The rebound in economic activity is supported by various initiatives undertaken by the Government to address the pandemic fallout. Support to weaker sections of society and credit access to small enterprises have contributed to economic activity. Further, measures such as the Production Linked Incentive (PLI) scheme for boosting domestic manufacturing and exports across various sectors of the economy have attracted notable investments. 

The Government has also stressed infrastructure construction through programmes such as the national infrastructure pipeline, PM Gati Shakti for integrated planning and coordinated implementation of infrastructure connectivity projects, and the the National Monetization Pipeline for enabling private sector participation in the Government-owned infrastructure facilities.  Other reforms and initiatives undertaken by the Government over the recent past including reforms in the banking sector and taxation, among others will continue to play a crucial role in the economic recovery process. 

There will always be some downside risks to watch out for, such as pandemic related uncertainties and global developments including a rise in commodity prices, supply chain disruptions and a recent surge in inflation.
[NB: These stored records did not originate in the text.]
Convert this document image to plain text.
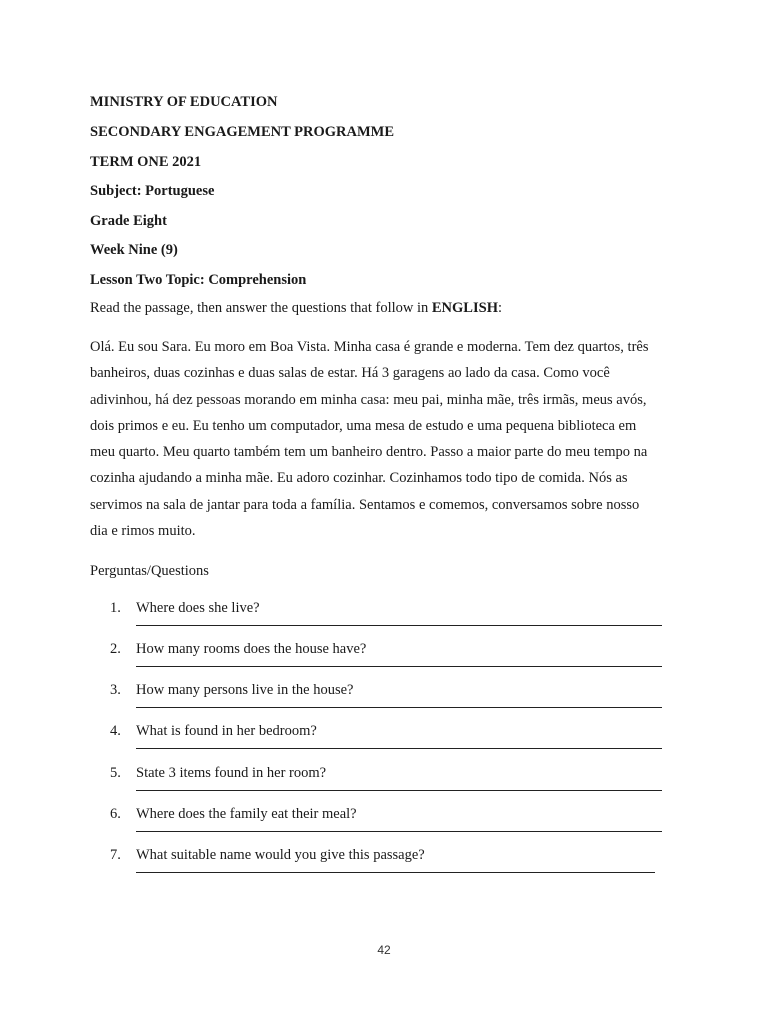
MINISTRY OF EDUCATION
SECONDARY ENGAGEMENT PROGRAMME
TERM ONE 2021
Subject: Portuguese
Grade Eight
Week Nine (9)
Lesson Two Topic: Comprehension
Read the passage, then answer the questions that follow in ENGLISH:
Olá. Eu sou Sara. Eu moro em Boa Vista. Minha casa é grande e moderna. Tem dez quartos, três
banheiros, duas cozinhas e duas salas de estar. Há 3 garagens ao lado da casa. Como você
adivinhou, há dez pessoas morando em minha casa: meu pai, minha mãe, três irmãs, meus avós,
dois primos e eu. Eu tenho um computador, uma mesa de estudo e uma pequena biblioteca em
meu quarto. Meu quarto também tem um banheiro dentro. Passo a maior parte do meu tempo na
cozinha ajudando a minha mãe. Eu adoro cozinhar. Cozinhamos todo tipo de comida. Nós as
servimos na sala de jantar para toda a família. Sentamos e comemos, conversamos sobre nosso
dia e rimos muito.
Perguntas/Questions
1.	Where does she live?
2.	How many rooms does the house have?
3.	How many persons live in the house?
4.	What is found in her bedroom?
5.	State 3 items found in her room?
6.	Where does the family eat their meal?
7.	What suitable name would you give this passage?
42
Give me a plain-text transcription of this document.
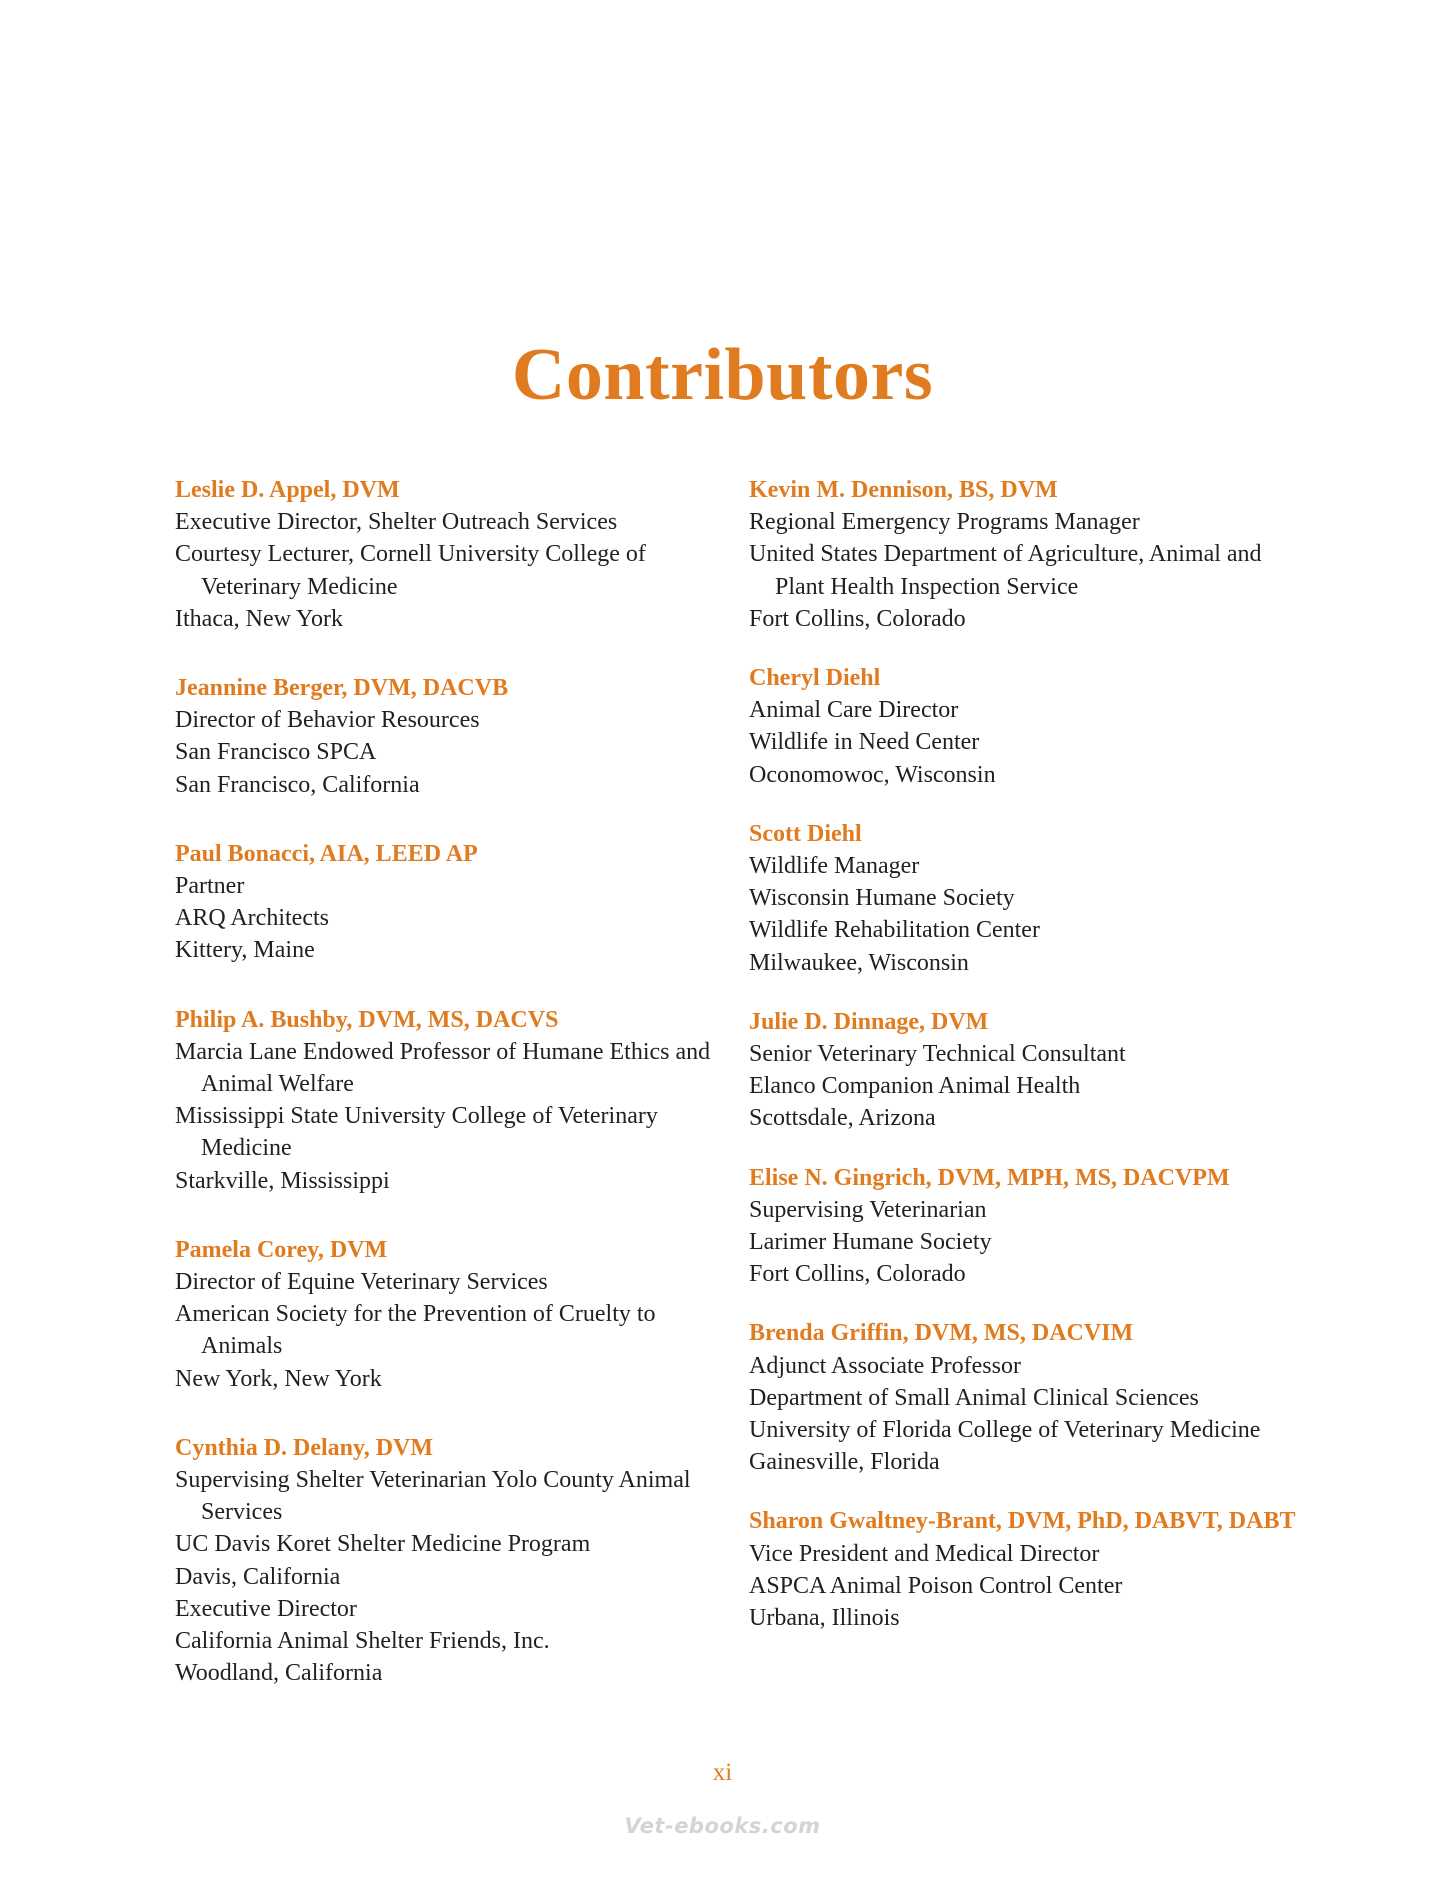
Contributors
Leslie D. Appel, DVM
Executive Director, Shelter Outreach Services
Courtesy Lecturer, Cornell University College of Veterinary Medicine
Ithaca, New York
Jeannine Berger, DVM, DACVB
Director of Behavior Resources
San Francisco SPCA
San Francisco, California
Paul Bonacci, AIA, LEED AP
Partner
ARQ Architects
Kittery, Maine
Philip A. Bushby, DVM, MS, DACVS
Marcia Lane Endowed Professor of Humane Ethics and Animal Welfare
Mississippi State University College of Veterinary Medicine
Starkville, Mississippi
Pamela Corey, DVM
Director of Equine Veterinary Services
American Society for the Prevention of Cruelty to Animals
New York, New York
Cynthia D. Delany, DVM
Supervising Shelter Veterinarian Yolo County Animal Services
UC Davis Koret Shelter Medicine Program
Davis, California
Executive Director
California Animal Shelter Friends, Inc.
Woodland, California
Kevin M. Dennison, BS, DVM
Regional Emergency Programs Manager
United States Department of Agriculture, Animal and Plant Health Inspection Service
Fort Collins, Colorado
Cheryl Diehl
Animal Care Director
Wildlife in Need Center
Oconomowoc, Wisconsin
Scott Diehl
Wildlife Manager
Wisconsin Humane Society
Wildlife Rehabilitation Center
Milwaukee, Wisconsin
Julie D. Dinnage, DVM
Senior Veterinary Technical Consultant
Elanco Companion Animal Health
Scottsdale, Arizona
Elise N. Gingrich, DVM, MPH, MS, DACVPM
Supervising Veterinarian
Larimer Humane Society
Fort Collins, Colorado
Brenda Griffin, DVM, MS, DACVIM
Adjunct Associate Professor
Department of Small Animal Clinical Sciences
University of Florida College of Veterinary Medicine
Gainesville, Florida
Sharon Gwaltney-Brant, DVM, PhD, DABVT, DABT
Vice President and Medical Director
ASPCA Animal Poison Control Center
Urbana, Illinois
xi
Vet-ebooks.com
We also need to keep tabs on exit from the stimulus packages planned by various central banks in key economies. The lessons learned from the global financial crisis have stood the world in good stead and better monetary coordination can be expected going forward. 

From the Indian economy perspective, a high degree of resilience has been demonstrated and GDP remains on the growth track. The accommodative stance of the RBI and continued financial support to businesses as well as vulnerable households will help work towards maintaining the growth momentum. Given the recent positive economic indicators, green shoots are clearly discernible, and investors are optimistic about India’s medium-term growth prospects. 

The article first appeared in the Deccan Herald on 21 November, 2021.